Released: 1965
Bob Dylan going electric sounds like one of those things which really shouldn’t have been a big deal, but it was. When the to that point folk aristocrat took to the stage at the 1965 Newport Folk Festival with the Paul Butterfield Blues Band the shock waves were palpable; the singer to double down on his heresy kept his plans a complete secret from the public.
Dylan had played rock n’ roll covers in high school of course, but supposedly found them not serious. To make the transition worth his while the electrified material would need to have gravity, and released prior to Newport his fifth album Bringing It All Back Home confirmed him as an extraordinary songwriter whether plugged in or not.
His next, Highway 61 Revisited ended any kind of debate.
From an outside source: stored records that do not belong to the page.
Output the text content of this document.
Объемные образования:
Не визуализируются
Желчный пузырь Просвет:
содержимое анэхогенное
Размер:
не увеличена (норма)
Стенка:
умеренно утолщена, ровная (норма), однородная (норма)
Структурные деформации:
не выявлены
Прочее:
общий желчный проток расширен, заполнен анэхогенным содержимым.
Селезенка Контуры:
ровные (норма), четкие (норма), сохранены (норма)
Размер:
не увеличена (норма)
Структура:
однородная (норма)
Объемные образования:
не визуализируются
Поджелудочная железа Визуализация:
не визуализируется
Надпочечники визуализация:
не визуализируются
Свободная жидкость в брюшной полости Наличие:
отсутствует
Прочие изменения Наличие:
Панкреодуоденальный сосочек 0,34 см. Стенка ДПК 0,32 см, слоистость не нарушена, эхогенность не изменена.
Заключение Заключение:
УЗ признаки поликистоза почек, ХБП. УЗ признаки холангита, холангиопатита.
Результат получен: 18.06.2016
Like A Rolling Stone opened it, a six minute jolt of catharsis for a man who’d become jaded by expectation. After a torturous writing process the singer drafted in Al Kooper and blues guitarist Mike Bloomfield; of drummer Bobby Gregg’s work Bruce Springsteen commented “that snare shot that sounded like somebody’d kicked open the door to your mind.”
In retrospect Bob Dylan going electric was a very big deal, but not for those who were most aggrieved at the time. From Like A Rolling Stone onwards the real beneficiaries were everybody else who dug popular music.
This remains my favorite song by Dylan.